The real problem is that @gmail.com or @icloud.com are now required to participate in society. I'm happy to use an iPhone, it's in my subjective opinion the best device on the market. My concern is that I need an iCloud account to talk to my bank. It's become nearly as powerful as my ID card.

> The real problem is that @gmail.com or @icloud.com are now required to participate in society

They absolutely are not, though. I've been fully bought into the Apple ecosystem for nearly 2 decades and have used a Fastmail email address with it for the last decade (when I ditched my MobileMe email address). Similarly, I have never had an @gmail.com email address, though I've used various Google products.

  • They meant an apple or Google account, not literally the email address.

    Try to live without an Apple ID or Google account. Probably about as difficult as living without an ID.

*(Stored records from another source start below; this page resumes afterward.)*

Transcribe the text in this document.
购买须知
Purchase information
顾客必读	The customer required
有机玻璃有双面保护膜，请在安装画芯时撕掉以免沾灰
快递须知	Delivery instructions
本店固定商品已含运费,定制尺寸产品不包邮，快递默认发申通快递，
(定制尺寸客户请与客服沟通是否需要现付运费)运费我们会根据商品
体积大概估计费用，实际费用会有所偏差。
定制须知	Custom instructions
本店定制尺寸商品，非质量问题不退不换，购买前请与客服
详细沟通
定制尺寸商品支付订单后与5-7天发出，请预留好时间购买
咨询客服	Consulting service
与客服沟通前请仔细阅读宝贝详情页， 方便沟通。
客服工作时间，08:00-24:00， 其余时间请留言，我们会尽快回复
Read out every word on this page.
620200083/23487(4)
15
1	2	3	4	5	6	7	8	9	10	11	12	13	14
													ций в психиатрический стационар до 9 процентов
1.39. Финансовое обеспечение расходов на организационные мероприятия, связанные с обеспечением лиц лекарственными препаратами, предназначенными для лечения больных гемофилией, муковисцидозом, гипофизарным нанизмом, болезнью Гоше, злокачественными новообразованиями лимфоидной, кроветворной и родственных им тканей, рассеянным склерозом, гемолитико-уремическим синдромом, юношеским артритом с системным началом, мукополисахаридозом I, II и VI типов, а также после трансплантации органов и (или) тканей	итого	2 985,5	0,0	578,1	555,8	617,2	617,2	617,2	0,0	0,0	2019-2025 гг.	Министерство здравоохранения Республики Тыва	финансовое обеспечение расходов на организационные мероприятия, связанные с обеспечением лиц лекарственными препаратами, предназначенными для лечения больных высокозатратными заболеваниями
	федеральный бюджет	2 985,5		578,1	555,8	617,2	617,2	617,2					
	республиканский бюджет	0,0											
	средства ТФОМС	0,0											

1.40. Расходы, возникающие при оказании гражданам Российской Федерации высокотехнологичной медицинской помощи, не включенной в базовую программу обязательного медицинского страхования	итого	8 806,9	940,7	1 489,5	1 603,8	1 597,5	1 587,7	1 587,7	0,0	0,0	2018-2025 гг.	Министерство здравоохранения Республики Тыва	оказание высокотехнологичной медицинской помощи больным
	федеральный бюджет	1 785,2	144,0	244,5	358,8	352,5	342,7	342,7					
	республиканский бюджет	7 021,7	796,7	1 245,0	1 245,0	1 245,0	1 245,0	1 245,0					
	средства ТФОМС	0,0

    • Then the argument is just that you need an Apple or Google account to use Apple or Google products. But that's widely true across all kinds of companies and product categories. I need a Microsoft account to use XBox, I need an account to pay my water bill, I need an account to use my home security system, etc. People expect products and services to have internet connected features. Accounts are what allow that to happen.